"Bad karma," I said.

"The cow thought so, too," Jane said. "It butted him in the chest and sent him through a shop window."

"Is Go okay?" I asked.

"Scratches," Jane said. "The pane popped out. Plastic. Didn't break."

"This is the third time this year," I said. "He should be up in front of the actual magistrate, not me."

"That's what I told him, too," Jane said. "But he'd be up for a mandatory forty days in the district gaol and Shashi is due in a couple of weeks. She needs him around more than he needs gaol."

"All right," I said. "I'll figure out something for him."

"How was your day?" Jane asked. "Besides the nap, I mean."

"I had a Chengelpet day," I said. "This time with a goat."
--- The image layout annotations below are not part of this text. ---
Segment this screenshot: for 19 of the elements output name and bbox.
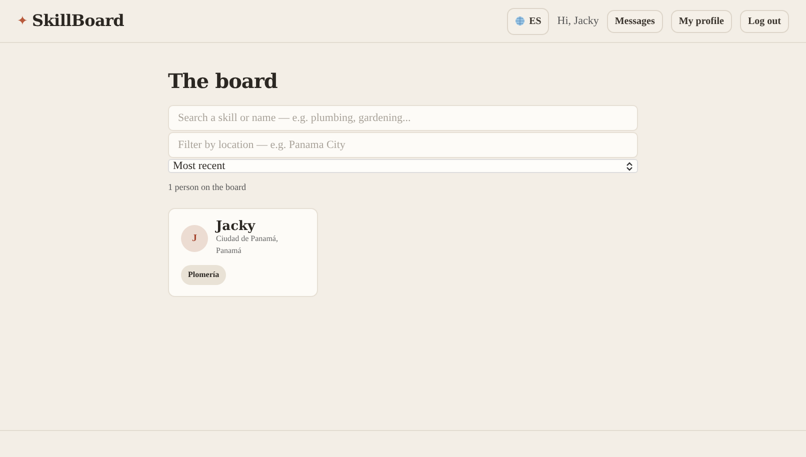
sort-select[interactable]: Most recent xyxy=(168,159,638,173)
person-name: Jacky xyxy=(216,220,256,232)
skill-tag: Plomería xyxy=(181,264,226,284)
globe-icon xyxy=(515,16,526,26)
greeting-text: Hi, Jacky xyxy=(557,14,599,29)
avatar: J xyxy=(181,224,208,252)
sparkle-icon: ✦ xyxy=(17,11,28,31)
nav-button[interactable]: Messages xyxy=(606,10,663,32)
person-card[interactable]: J Jacky Ciudad de Panamá, Panamá Plomería xyxy=(168,208,318,296)
nav-button[interactable]: Log out xyxy=(740,10,789,32)
person-location: Ciudad de Panamá, Panamá xyxy=(216,233,279,256)
location-field[interactable]: Filter by location — e.g. Panama City xyxy=(168,132,638,158)
nav-button[interactable]: My profile xyxy=(670,10,732,32)
result-count: 1 person on the board xyxy=(168,181,247,194)
updown-icon xyxy=(626,162,633,170)
brand-name[interactable]: SkillBoard xyxy=(32,9,124,33)
page-title: The board xyxy=(168,69,278,93)
search-field[interactable]: Search a skill or name — e.g. plumbing, gardening... xyxy=(168,105,638,131)
language-button[interactable]: ES xyxy=(507,8,550,34)
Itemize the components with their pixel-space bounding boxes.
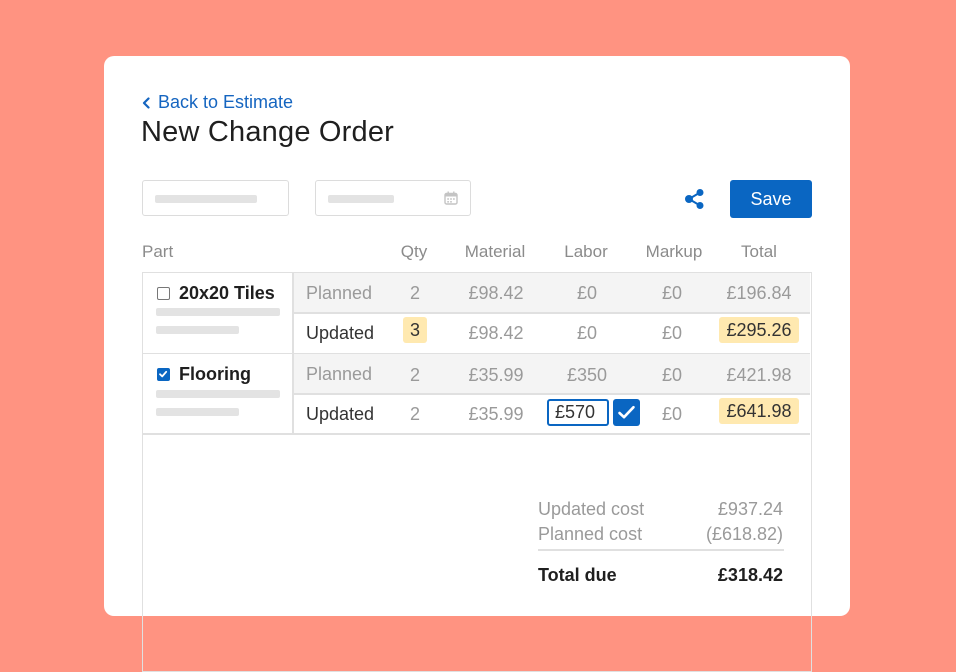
total-due-value: £318.42	[717, 565, 783, 585]
material-cell: £35.99	[468, 365, 524, 385]
input-placeholder-bar	[155, 195, 257, 203]
material-cell: £98.42	[468, 323, 524, 343]
markup-cell: £0	[661, 283, 683, 303]
change-order-card: Back to Estimate New Change Order Save P…	[104, 56, 850, 672]
total-cell-highlighted: £295.26	[719, 317, 799, 343]
part-description-bar	[156, 390, 280, 398]
row-divider	[293, 393, 810, 395]
labor-cell: £0	[576, 323, 598, 343]
back-to-estimate-link[interactable]: Back to Estimate	[142, 92, 293, 113]
total-due-label: Total due	[538, 565, 617, 585]
material-cell: £35.99	[468, 404, 524, 424]
column-header-material: Material	[464, 242, 526, 261]
row-label: Planned	[306, 283, 373, 303]
part-checkbox-flooring[interactable]	[157, 368, 170, 381]
column-header-qty: Qty	[400, 242, 428, 261]
updated-cost-value: £937.24	[717, 499, 783, 519]
labor-cell: £350	[566, 365, 608, 385]
row-divider	[143, 352, 810, 354]
material-cell: £98.42	[468, 283, 524, 303]
markup-cell: £0	[661, 323, 683, 343]
qty-cell: 2	[409, 404, 420, 424]
qty-cell: 2	[409, 365, 420, 385]
column-header-total: Total	[741, 242, 777, 261]
parts-table: 20x20 Tiles Planned 2 £98.42 £0 £0 £196.…	[142, 272, 812, 672]
column-header-labor: Labor	[564, 242, 608, 261]
row-label: Updated	[306, 404, 375, 424]
part-name: Flooring	[179, 364, 251, 384]
updated-cost-label: Updated cost	[538, 499, 645, 519]
qty-cell-highlighted[interactable]: 3	[402, 317, 427, 343]
input-placeholder-bar	[328, 195, 394, 203]
summary-divider	[538, 549, 784, 551]
date-input[interactable]	[315, 180, 471, 216]
total-cell: £196.84	[726, 283, 792, 303]
page-title: New Change Order	[141, 116, 395, 148]
markup-cell: £0	[661, 365, 683, 385]
labor-cell: £0	[576, 283, 598, 303]
column-header-part: Part	[142, 242, 174, 261]
labor-edit-input[interactable]	[547, 399, 609, 426]
part-checkbox-tiles[interactable]	[157, 287, 170, 300]
part-description-bar	[156, 408, 239, 416]
row-divider	[293, 312, 810, 314]
part-description-bar	[156, 326, 239, 334]
checkmark-icon	[159, 370, 168, 378]
share-icon[interactable]	[684, 188, 706, 210]
total-cell-highlighted: £641.98	[719, 398, 799, 424]
planned-cost-value: (£618.82)	[705, 524, 783, 544]
chevron-left-icon	[142, 96, 150, 109]
row-divider	[143, 433, 810, 435]
part-name: 20x20 Tiles	[179, 283, 275, 303]
back-link-label: Back to Estimate	[158, 92, 294, 112]
row-label: Updated	[306, 323, 375, 343]
calendar-icon[interactable]	[444, 191, 458, 205]
planned-cost-label: Planned cost	[538, 524, 643, 544]
total-cell: £421.98	[726, 365, 792, 385]
save-button[interactable]: Save	[730, 180, 812, 218]
markup-cell: £0	[661, 404, 683, 424]
row-label: Planned	[306, 364, 373, 384]
part-description-bar	[156, 308, 280, 316]
column-header-markup: Markup	[645, 242, 703, 261]
name-input[interactable]	[142, 180, 289, 216]
qty-cell: 2	[409, 283, 420, 303]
Jane and I chatted about our day on our walk home, like we do every day on our walk home, to the small farm we keep just outside the village proper. As we turned onto our road we ran into our daughter Zoe, walking Babar the mutt, who was typically deliriously happy to see us.

"He knew you were coming," Zoe said, slightly out of breath. "Took off halfway down the road. Had to run to keep up."

"Nice to know we were missed," I said. Jane petted Babar, who wagged up a storm. I gave Zoe a peck on the cheek.

"You two have a visitor," Zoe said. "He showed up at the house about an hour ago. In a floater."

No one in town had a floater; they were ostentatious and impractical for a farming community. I glanced over to Jane, who shrugged, as if to say, I'm not expecting anyone. "Who did he say he was?" I asked.

"He didn't," Zoe said. "All he said was that he was an old friend of yours, John. I told him I could call you and he said he was happy to wait."